Bereits vor einigen Jahren konnte die Uni Leipzig eine ausführliche Untersuchung der „schlichten Notwendigkeit“ einer privaten Altersvorsorge durchführen. Schon damals konnten mit dem fertigen Arbeitsbericht die Probleme der Rentenpolitik klar und deutlich definiert werden. In der heutigen Zeit treffen die gemachten Prognosen allerdings noch stärker zu denn je. So kann gesagt werden, dass der bereits vorzufindende und noch folgende demographische Wandel eine grundlegende Stärkung der Altersvorsorge fordert. Allerdings kann auch gesagt werden, dass schon jetzt viel zu viel kostbare Zeit verloren gegangen ist.

Der Direktor des Mannheimer Forschungsinstitutes für Ökonomie und Demographischer Wandel (Börsch-Supan) behauptete bereits im Jahr 2000, dass in Anbetracht des bevorstehenden demographischen Wandels die private Altersvorsorge eine „schlichte Notwendigkeit“ ist. Dies bedeutet zum einen, dass die gesetzliche Rentenversicherung in Zukunft nicht mehr zur Gewährleistung einer einheitlichen Altersvorsorge ausreichen wird und zum anderen, dass dieses Defizit durch eine private, kapitalgedeckte Altersvorsorge ausgeglichen werden.

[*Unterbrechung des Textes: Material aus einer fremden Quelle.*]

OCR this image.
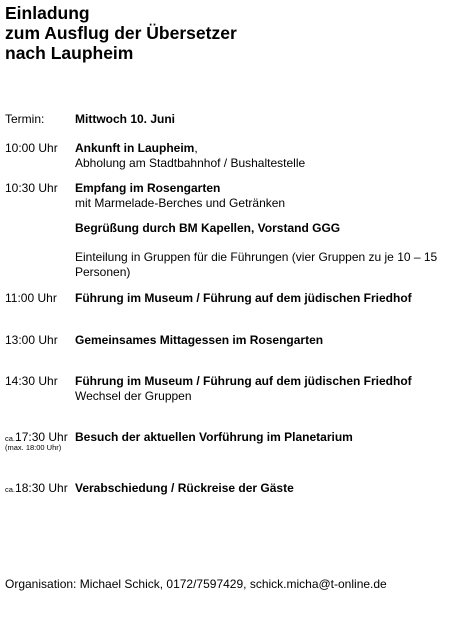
Einladung
zum Ausflug der Übersetzer
nach Laupheim
Termin:	Mittwoch 10. Juni
10:00 Uhr Ankunft in Laupheim,
Abholung am Stadtbahnhof / Bushaltestelle
10:30 Uhr Empfang im Rosengarten
mit Marmelade-Berches und Getränken
Begrüßung durch BM Kapellen, Vorstand GGG
Einteilung in Gruppen für die Führungen (vier Gruppen zu je 10 – 15 Personen)
11:00 Uhr Führung im Museum / Führung auf dem jüdischen Friedhof
13:00 Uhr Gemeinsames Mittagessen im Rosengarten
14:30 Uhr Führung im Museum / Führung auf dem jüdischen Friedhof
Wechsel der Gruppen
ca.17:30 Uhr
(max. 18:00 Uhr)
Besuch der aktuellen Vorführung im Planetarium
ca.18:30 Uhr Verabschiedung / Rückreise der Gäste
Organisation: Michael Schick, 0172/7597429, schick.micha@t-online.de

Nicht nur Forscher scheinen sich diesem Thema gegenüber zu stellen, sondern auch die Politik ist sich der Notwendigkeit einer privaten Altersvorsorge bewusst. Als Beweise dazu dienen unter anderem die Einführungen der staatlich geförderten, privaten, kapitalgedeckten Eigenvorsorgemaßnahmen, wie etwa die Riester– oder Rürup-Rente.

Private Rentenversicherung zur finanziellen Absicherung im Alter

In Anbetracht der vielfältigen Meinungen und Prognosen zur gesetzlichen Rentenversicherung ist die private Altersvorsorge kein unbeschriebenes Blatt mehr. Ganz im Gegenteil. Bereits in den Jahren 2018 und 2019 haben statistische Werte des Institutes für Demoskopie Allensbach ergeben, dass von mehr als 21000 Befragten 65% Interesse an einer privaten Altersvorsorge zeigen. Eine Forsa Studie aus dem Jahr 2018 ergab zudem, dass 68% von 500 Befragten eine private Altersvorsorge als Notwendigkeit sehen. Somit kann stark davon ausgegangen werden, dass auch die Verbraucher die Probleme der Rentenpolitik für sich heraus kristallisiert haben und die Möglichkeiten der privaten Vorsorge zu schätzen wissen.

Im Gegensatz dazu ist eine nachfolgend genannte Umfrage jedoch recht unverständlich. So fand das Ifak Institut, Marplan; Media Markt Analysen in einer „Verbrauchs- und Medienanalyse 2010“ heraus, dass von 23165 Befragten gerade einmal 1% mit Sicherheit ihre Altersvorsorge aufstocken wollen oder einen Neuabschluss planen (innerhalb der nächsten 2 Jahre), 6% der Befragten antworteten mit vielleicht und 14% gaben keine Angaben. 79% aller Befragten antworteten demzufolge mit einem klaren nein.

Weshalb diese eindeutige Überzeugung der Verbraucher so stark dominiert kann an dieser Stelle nicht ausgemacht werden, doch es lässt sich vermuten, dass es an unzureichender Aufklärung über die einzelnen Absicherungsvarianten liegt. Denn hiervon gibt es sowohl im Versicherungs- wie auch im Bankengeschäft ausreichend. Teilweise sind diese jedoch mit unüberschaubaren Regelungen und Gesetzen versehen, welche es insbesondere dem Verbraucher schwierig machen, eine für sich passende Vorsorgeleistung zu finden.

Möglichkeiten der privaten Vorsorge

Neben der einfachen, privaten, kapitalgeckten Rentenversicherung, welche für viele noch recht flexibel anzusehen ist, gibt es zusätzlich die Riester- oder Rürup Rente. Ebenso können aber auch Lebensversicherungen als Altersvorsorge eingesetzt werden. Hier gibt es allerdings zahlreiche Gesetze und Regelungen der Versicherer die den Willen der Verbraucher in Kürze schwächen könnten. An dieser Stelle müssen verständliche Informationsmaterialien für eine Aufbesserung des Verständnisses seitens der Versicherungsnehmer und zudem für eine Aufstockung des Wissens der Versicherungsvermittler zur besseren Beratung her. Denn trotz der teilweisen Undurchsichtigkeit gilt die private Altersvorsorge als Sicherung des Lebensstandards im höheren Alter, welche in keiner Weise unberücksichtigt bleiben sollte.